Assessing Data Mining Protocol Priority in Multi-Modal Data in New York City
Corresponding Author: Joon Park, New York City Dept. of Transportation
Presented By: Kyeongsu Steve Kim, Louis Berger
Abstract
New York City Department of Transportation (NYCDOT) has recently developed extensive transportation database systems including traffic volumes and speeds, bicycle and pedestrian volumes, crash and injury/fatality, signal timing plan and geometry. These database and control systems are operated by different units at NYCDOT as an independent database or operation system. Each database helps to alleviate various data collection/ reduction efforts but hardly eliminates additional manual process to interface with operational evaluation and analysis. There are lacks of useful functions to analyze various transportation data in a specific area-wide and regional boundary. Therefore, application of data mining system (DMS) is an urgent request to connect various databases for streamline data analysis using a dynamic data interface system. In addition, exchange engine and develop for transportation analysis and real-time control various analysis period from traditional transportation data an.
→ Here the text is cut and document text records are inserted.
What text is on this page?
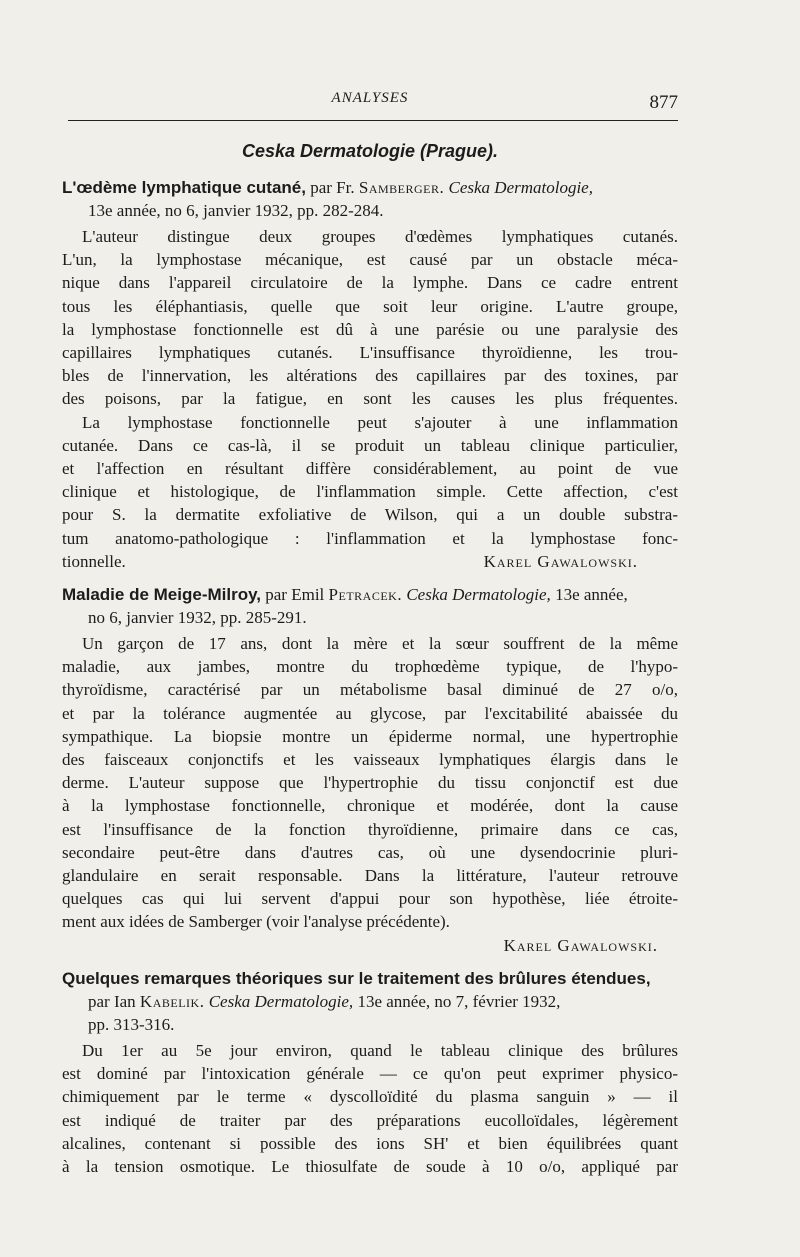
ANALYSES	877
Ceska Dermatologie (Prague).
L'œdème lymphatique cutané, par Fr. Samberger. Ceska Dermatologie,
13e année, no 6, janvier 1932, pp. 282-284.
L'auteur distingue deux groupes d'œdèmes lymphatiques cutanés.
L'un, la lymphostase mécanique, est causé par un obstacle méca-
nique dans l'appareil circulatoire de la lymphe. Dans ce cadre entrent
tous les éléphantiasis, quelle que soit leur origine. L'autre groupe,
la lymphostase fonctionnelle est dû à une parésie ou une paralysie des
capillaires lymphatiques cutanés. L'insuffisance thyroïdienne, les trou-
bles de l'innervation, les altérations des capillaires par des toxines, par
des poisons, par la fatigue, en sont les causes les plus fréquentes.
La lymphostase fonctionnelle peut s'ajouter à une inflammation
cutanée. Dans ce cas-là, il se produit un tableau clinique particulier,
et l'affection en résultant diffère considérablement, au point de vue
clinique et histologique, de l'inflammation simple. Cette affection, c'est
pour S. la dermatite exfoliative de Wilson, qui a un double substra-
tum anatomo-pathologique : l'inflammation et la lymphostase fonc-
tionnelle.	Karel Gawalowski.
Maladie de Meige-Milroy, par Emil Petracek. Ceska Dermatologie, 13e année,
no 6, janvier 1932, pp. 285-291.
Un garçon de 17 ans, dont la mère et la sœur souffrent de la même
maladie, aux jambes, montre du trophœdème typique, de l'hypo-
thyroïdisme, caractérisé par un métabolisme basal diminué de 27 o/o,
et par la tolérance augmentée au glycose, par l'excitabilité abaissée du
sympathique. La biopsie montre un épiderme normal, une hypertrophie
des faisceaux conjonctifs et les vaisseaux lymphatiques élargis dans le
derme. L'auteur suppose que l'hypertrophie du tissu conjonctif est due
à la lymphostase fonctionnelle, chronique et modérée, dont la cause
est l'insuffisance de la fonction thyroïdienne, primaire dans ce cas,
secondaire peut-être dans d'autres cas, où une dysendocrinie pluri-
glandulaire en serait responsable. Dans la littérature, l'auteur retrouve
quelques cas qui lui servent d'appui pour son hypothèse, liée étroite-
ment aux idées de Samberger (voir l'analyse précédente).
Karel Gawalowski.
Quelques remarques théoriques sur le traitement des brûlures étendues,
par Ian Kabelik. Ceska Dermatologie, 13e année, no 7, février 1932,
pp. 313-316.
Du 1er au 5e jour environ, quand le tableau clinique des brûlures
est dominé par l'intoxication générale — ce qu'on peut exprimer physico-
chimiquement par le terme « dyscolloïdité du plasma sanguin » — il
est indiqué de traiter par des préparations eucolloïdales, légèrement
alcalines, contenant si possible des ions SH' et bien équilibrées quant
à la tension osmotique. Le thiosulfate de soude à 10 o/o, appliqué par
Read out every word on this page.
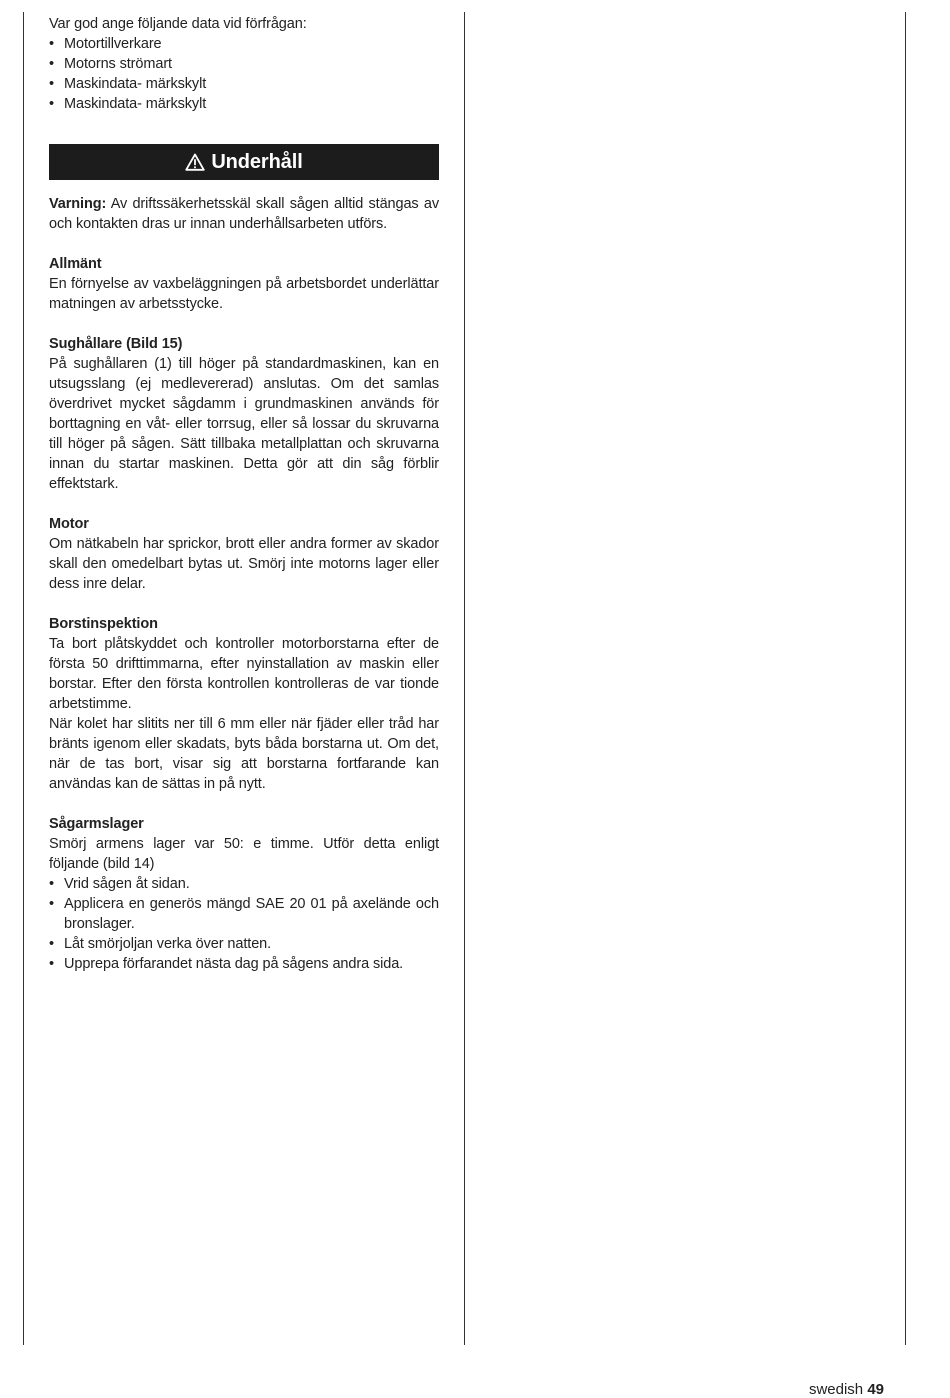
Var god ange följande data vid förfrågan:

• Motortillverkare
• Motorns strömart
• Maskindata- märkskylt
• Maskindata- märkskylt
Underhåll

Varning: Av driftssäkerhetsskäl skall sågen alltid stängas av och kontakten dras ur innan underhållsarbeten utförs.

Allmänt

En förnyelse av vaxbeläggningen på arbetsbordet underlättar matningen av arbetsstycke.

Sughållare (Bild 15)

På sughållaren (1) till höger på standardmaskinen, kan en utsugsslang (ej medlevererad) anslutas. Om det samlas överdrivet mycket sågdamm i grundmaskinen används för borttagning en våt- eller torrsug, eller så lossar du skruvarna till höger på sågen. Sätt tillbaka metallplattan och skruvarna innan du startar maskinen. Detta gör att din såg förblir effektstark.

Motor

Om nätkabeln har sprickor, brott eller andra former av skador skall den omedelbart bytas ut. Smörj inte motorns lager eller dess inre delar.

Borstinspektion

Ta bort plåtskyddet och kontroller motorborstarna efter de första 50 drifttimmarna, efter nyinstallation av maskin eller borstar. Efter den första kontrollen kontrolleras de var tionde arbetstimme.

När kolet har slitits ner till 6 mm eller när fjäder eller tråd har bränts igenom eller skadats, byts båda borstarna ut. Om det, när de tas bort, visar sig att borstarna fortfarande kan användas kan de sättas in på nytt.

Sågarmslager

Smörj armens lager var 50: e timme. Utför detta enligt följande (bild 14)

• Vrid sågen åt sidan.
• Applicera en generös mängd SAE 20 01 på axelände och bronslager.
• Låt smörjoljan verka över natten.
• Upprepa förfarandet nästa dag på sågens andra sida.
swedish 49
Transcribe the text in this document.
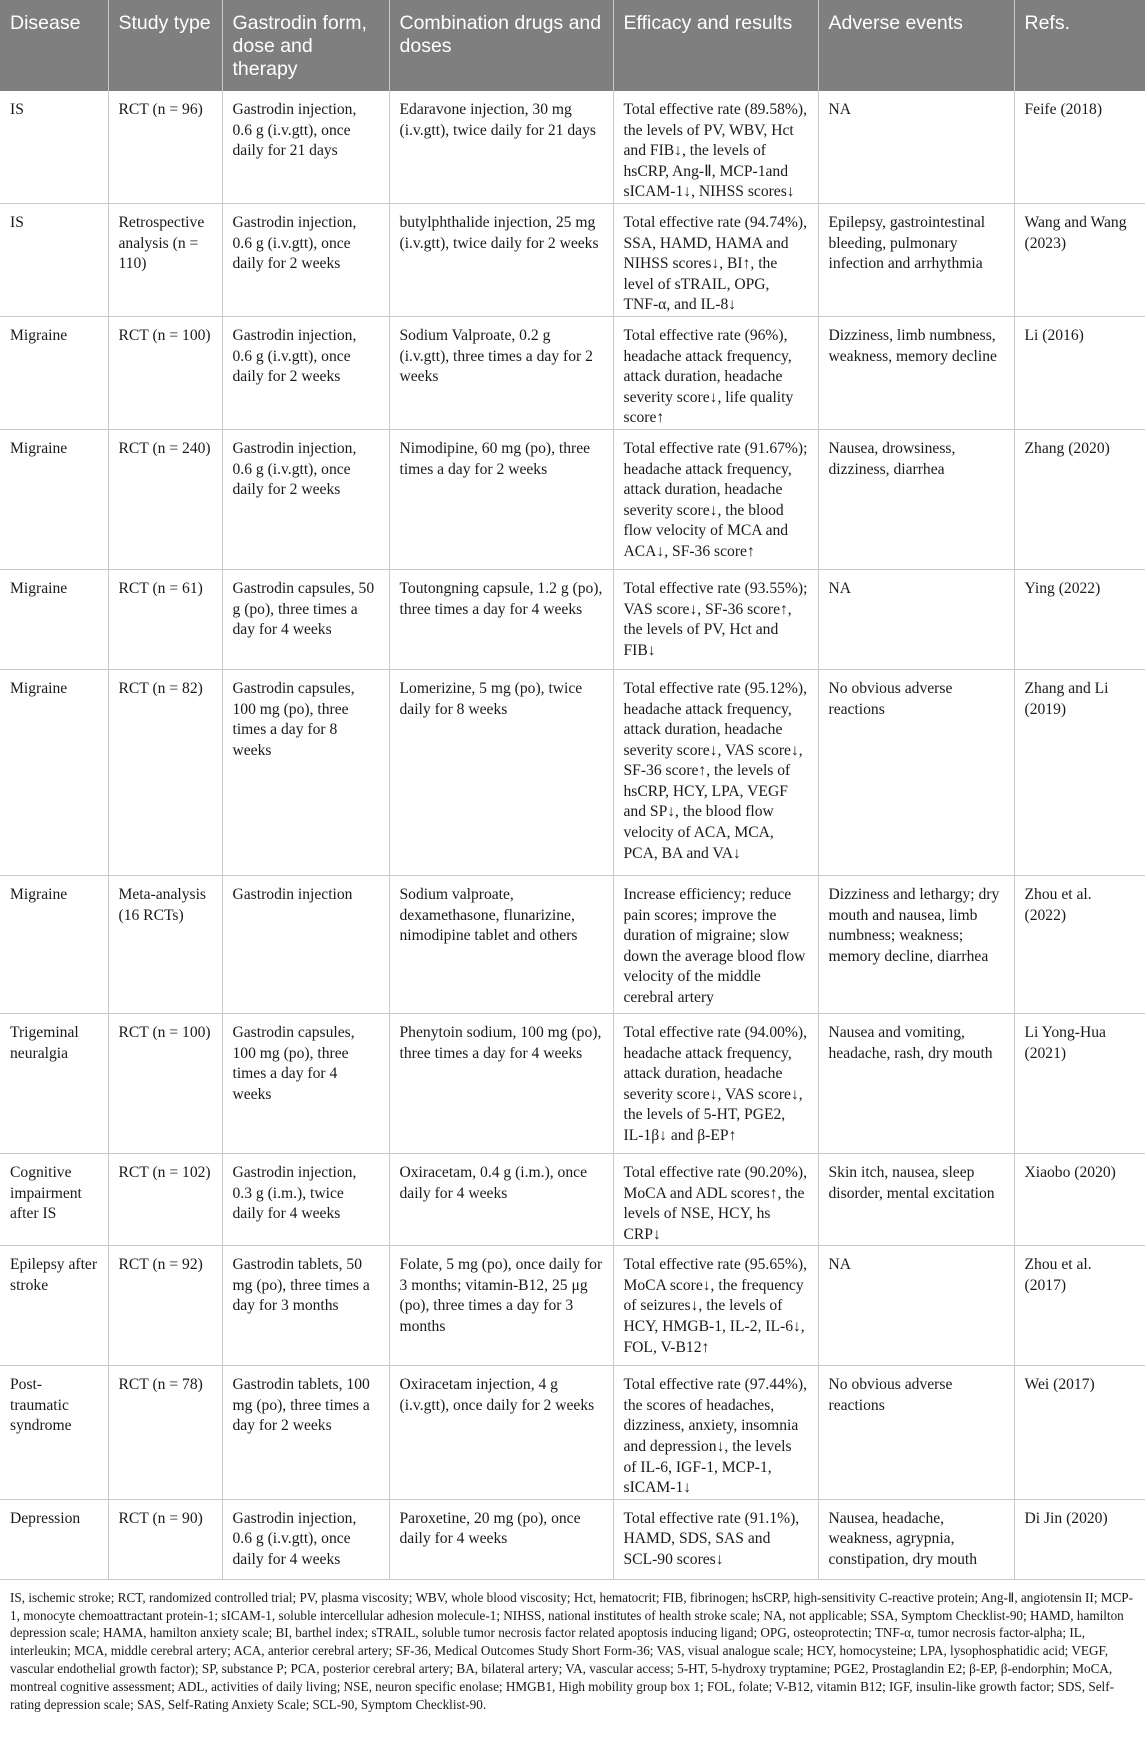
Disease	Study type	Gastrodin form, dose and therapy	Combination drugs and doses	Efficacy and results	Adverse events	Refs.
IS	RCT (n = 96)	Gastrodin injection, 0.6 g (i.v.gtt), once daily for 21 days	Edaravone injection, 30 mg (i.v.gtt), twice daily for 21 days	Total effective rate (89.58%), the levels of PV, WBV, Hct and FIB↓, the levels of hsCRP, Ang-Ⅱ, MCP-1and sICAM-1↓, NIHSS scores↓	NA	Feife (2018)
IS	Retrospective analysis (n = 110)	Gastrodin injection, 0.6 g (i.v.gtt), once daily for 2 weeks	butylphthalide injection, 25 mg (i.v.gtt), twice daily for 2 weeks	Total effective rate (94.74%), SSA, HAMD, HAMA and NIHSS scores↓, BI↑, the level of sTRAIL, OPG, TNF-α, and IL-8↓	Epilepsy, gastrointestinal bleeding, pulmonary infection and arrhythmia	Wang and Wang (2023)
Migraine	RCT (n = 100)	Gastrodin injection, 0.6 g (i.v.gtt), once daily for 2 weeks	Sodium Valproate, 0.2 g (i.v.gtt), three times a day for 2 weeks	Total effective rate (96%), headache attack frequency, attack duration, headache severity score↓, life quality score↑	Dizziness, limb numbness, weakness, memory decline	Li (2016)
Migraine	RCT (n = 240)	Gastrodin injection, 0.6 g (i.v.gtt), once daily for 2 weeks	Nimodipine, 60 mg (po), three times a day for 2 weeks	Total effective rate (91.67%); headache attack frequency, attack duration, headache severity score↓, the blood flow velocity of MCA and ACA↓, SF-36 score↑	Nausea, drowsiness, dizziness, diarrhea	Zhang (2020)
Migraine	RCT (n = 61)	Gastrodin capsules, 50 g (po), three times a day for 4 weeks	Toutongning capsule, 1.2 g (po), three times a day for 4 weeks	Total effective rate (93.55%); VAS score↓, SF-36 score↑, the levels of PV, Hct and FIB↓	NA	Ying (2022)
Migraine	RCT (n = 82)	Gastrodin capsules, 100 mg (po), three times a day for 8 weeks	Lomerizine, 5 mg (po), twice daily for 8 weeks	Total effective rate (95.12%), headache attack frequency, attack duration, headache severity score↓, VAS score↓, SF-36 score↑, the levels of hsCRP, HCY, LPA, VEGF and SP↓, the blood flow velocity of ACA, MCA, PCA, BA and VA↓	No obvious adverse reactions	Zhang and Li (2019)
Migraine	Meta-analysis (16 RCTs)	Gastrodin injection	Sodium valproate, dexamethasone, flunarizine, nimodipine tablet and others	Increase efficiency; reduce pain scores; improve the duration of migraine; slow down the average blood flow velocity of the middle cerebral artery	Dizziness and lethargy; dry mouth and nausea, limb numbness; weakness; memory decline, diarrhea	Zhou et al. (2022)
Trigeminal neuralgia	RCT (n = 100)	Gastrodin capsules, 100 mg (po), three times a day for 4 weeks	Phenytoin sodium, 100 mg (po), three times a day for 4 weeks	Total effective rate (94.00%), headache attack frequency, attack duration, headache severity score↓, VAS score↓, the levels of 5-HT, PGE2, IL-1β↓ and β-EP↑	Nausea and vomiting, headache, rash, dry mouth	Li Yong-Hua (2021)
Cognitive impairment after IS	RCT (n = 102)	Gastrodin injection, 0.3 g (i.m.), twice daily for 4 weeks	Oxiracetam, 0.4 g (i.m.), once daily for 4 weeks	Total effective rate (90.20%), MoCA and ADL scores↑, the levels of NSE, HCY, hs CRP↓	Skin itch, nausea, sleep disorder, mental excitation	Xiaobo (2020)
Epilepsy after stroke	RCT (n = 92)	Gastrodin tablets, 50 mg (po), three times a day for 3 months	Folate, 5 mg (po), once daily for 3 months; vitamin-B12, 25 μg (po), three times a day for 3 months	Total effective rate (95.65%), MoCA score↓, the frequency of seizures↓, the levels of HCY, HMGB-1, IL-2, IL-6↓, FOL, V-B12↑	NA	Zhou et al. (2017)
Post-traumatic syndrome	RCT (n = 78)	Gastrodin tablets, 100 mg (po), three times a day for 2 weeks	Oxiracetam injection, 4 g (i.v.gtt), once daily for 2 weeks	Total effective rate (97.44%), the scores of headaches, dizziness, anxiety, insomnia and depression↓, the levels of IL-6, IGF-1, MCP-1, sICAM-1↓	No obvious adverse reactions	Wei (2017)
Depression	RCT (n = 90)	Gastrodin injection, 0.6 g (i.v.gtt), once daily for 4 weeks	Paroxetine, 20 mg (po), once daily for 4 weeks	Total effective rate (91.1%), HAMD, SDS, SAS and SCL-90 scores↓	Nausea, headache, weakness, agrypnia, constipation, dry mouth	Di Jin (2020)
IS, ischemic stroke; RCT, randomized controlled trial; PV, plasma viscosity; WBV, whole blood viscosity; Hct, hematocrit; FIB, fibrinogen; hsCRP, high-sensitivity C-reactive protein; Ang-Ⅱ, angiotensin II; MCP-1, monocyte chemoattractant protein-1; sICAM-1, soluble intercellular adhesion molecule-1; NIHSS, national institutes of health stroke scale; NA, not applicable; SSA, Symptom Checklist-90; HAMD, hamilton depression scale; HAMA, hamilton anxiety scale; BI, barthel index; sTRAIL, soluble tumor necrosis factor related apoptosis inducing ligand; OPG, osteoprotectin; TNF-α, tumor necrosis factor-alpha; IL, interleukin; MCA, middle cerebral artery; ACA, anterior cerebral artery; SF-36, Medical Outcomes Study Short Form-36; VAS, visual analogue scale; HCY, homocysteine; LPA, lysophosphatidic acid; VEGF, vascular endothelial growth factor); SP, substance P; PCA, posterior cerebral artery; BA, bilateral artery; VA, vascular access; 5-HT, 5-hydroxy tryptamine; PGE2, Prostaglandin E2; β-EP, β-endorphin; MoCA, montreal cognitive assessment; ADL, activities of daily living; NSE, neuron specific enolase; HMGB1, High mobility group box 1; FOL, folate; V-B12, vitamin B12; IGF, insulin-like growth factor; SDS, Self-rating depression scale; SAS, Self-Rating Anxiety Scale; SCL-90, Symptom Checklist-90.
The purpose of this study was three-fold: (1) discuss the updates of existing traffic, bicycle and pedestrian data collection process with available technologies, (2) assess related data mining protocol priority, and (3) suggest effective design and facilitate NYCDOT databases as an Integrated Transportation Database System (ITDS). The benefits of ITDS deployment include (1) visualizing mobility and safety data, (2) summarizing site-specific dynamic data from a signal cycle length to 24/7, (3) presenting time-series data analysis and large–scale or network-wide snapshots, (4) validating collected transportation data, (5) monitoring the most up-to-date traffic condition, and (6) projecting future transportation conditions.
For technical perspectives, advanced technology from big data includes IoT (Internet of Things), neural network, statistical clustering, NoSQL(Not only SQL), and computer vision. Integration of such technologies will allow real-time data feeding, reconciliation of model for pattern detection, updates of major factors in demand estimation and operational network projection. All data mining outputs can be utilized for advanced real-time analysis and control of traffic.
Based on assessing data mining protocol priority, the findings of this research indicate that integrated DMS deployment can provide a macroscopic real-time information to monitor traffic conditions, project future traffic patterns, visualize congestion and safety data and provide effective real-time control policy along key corridors and across regional networks.